Mesmo sendo difícil quantificar em cada caso, estas diferenças de poder calorífico explicam os diferentes consumos dos diferentes combustíveis. Por exemplo, imaginemos um pacato carro compacto de motor 1 litro fazendo seus 11 km/l de álcool na estrada. Descontadas as diferenças relativas à eficiência, isto equivaleria a 15,3 km/l de gasolina, a 18,15 km/m³ de GNV e a 19,8 km/l de diesel. Pois é, agora aquelas histórias que contam dos carros europeus fazendo 20 km/l de diesel passam a fazer todo o sentido, não é?
E também dá para calcular o quanto a adição de 27% de álcool impacta no consumo dos carros nacionais: o governo não lhe conta isso, mas a gasolina pura tem 30,6 MJ/l. A “alcoosolina” vendida aqui como gasolina, por conta de seu batismo oficial com considerável porcentagem de álcool, tem apenas 27,9 MJ/l, uma vez que 1 l de álcool tem apenas 2/3 do poder calorífico da gasolina pura. Desta forma, temos 8,8% a menos de poder calorífico. Ou seja, um carro que em qualquer outro país do mundo em que se venda gasolina pura (não precisa ir longe, Argentina, Uruguai e Paraguai estão nesta lista) faça 15 km/l fará apenas 13,7 km/l aqui.

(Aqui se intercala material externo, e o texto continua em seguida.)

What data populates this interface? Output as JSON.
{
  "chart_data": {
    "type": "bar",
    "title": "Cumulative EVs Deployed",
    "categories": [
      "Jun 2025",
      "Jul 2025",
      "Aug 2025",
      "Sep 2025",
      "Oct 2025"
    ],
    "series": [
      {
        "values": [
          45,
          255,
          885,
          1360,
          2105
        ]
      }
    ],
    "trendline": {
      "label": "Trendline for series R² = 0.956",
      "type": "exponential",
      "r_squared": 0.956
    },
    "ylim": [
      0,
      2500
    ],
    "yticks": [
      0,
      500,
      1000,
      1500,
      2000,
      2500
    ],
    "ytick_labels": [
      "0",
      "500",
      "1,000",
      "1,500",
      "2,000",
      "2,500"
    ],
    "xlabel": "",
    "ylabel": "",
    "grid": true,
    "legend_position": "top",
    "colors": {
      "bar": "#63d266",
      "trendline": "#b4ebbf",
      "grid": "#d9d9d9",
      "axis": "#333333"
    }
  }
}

Vale também o contrário, seu carro que no Brasil faz 13 km/l fará 14,25 km/l com gasolina argentina. Ao compararmos o preço do litro da gasolina no Brasil com o de qualquer outro país do mundo, deveríamos multiplicar o preço da gasolina no exterior por 0,912, para ajustar a diferença de poder calorífico.
Combustível | MJ/un | MJ/kg | Eq. 1 litro gasolina | MJ/R$ (ANP) |
Álcool hidratado | 20 MJ/l | 25,6 | 0,717 | 9,37 |
Gasolina | 27,9 MJ/l | 37,7 | 1 | 8,45 |
Gasolina Pura | 30,6 MJ/l | 42,5 | 1,097 | (não vendida) |
GNV | 33 MJ/m³ | 47,1 | 1,183 | 16,48 |
Diesel S10 | 36 MJ/l | 42,6 | 1,29 | 12,18 |
GLP (bot. 13 kg) | 605,8 MJ/botijão | 46,6 | 21,7 | 13,17 |
Pensando em termos de valor da energia, o combustível mais econômico é o GNV. O GLP, que nos tempos do subsídio estatal era extremamente atraente, hoje já não vale a pena, tanto por ainda ser ilegal quanto por ser menos econômico que o GNV, este sim legalizado e seguro. Mas ainda assim precisará de adaptação, pois nossos carros continuam saindo de fábrica preparados apenas para os combustíveis mais caros: gasolina e álcool. O diesel, boa alternativa para quem não gosta da idéia de perder espaço no porta-malas e solução mundial para carros de menor consumo, continua proibido para automóveis no Brasil.
CMF
Atualização 17:20: correção do percentual de álcool na gasolina em 1982, que era de 12%, não 20% e ajuste das respectivas contas.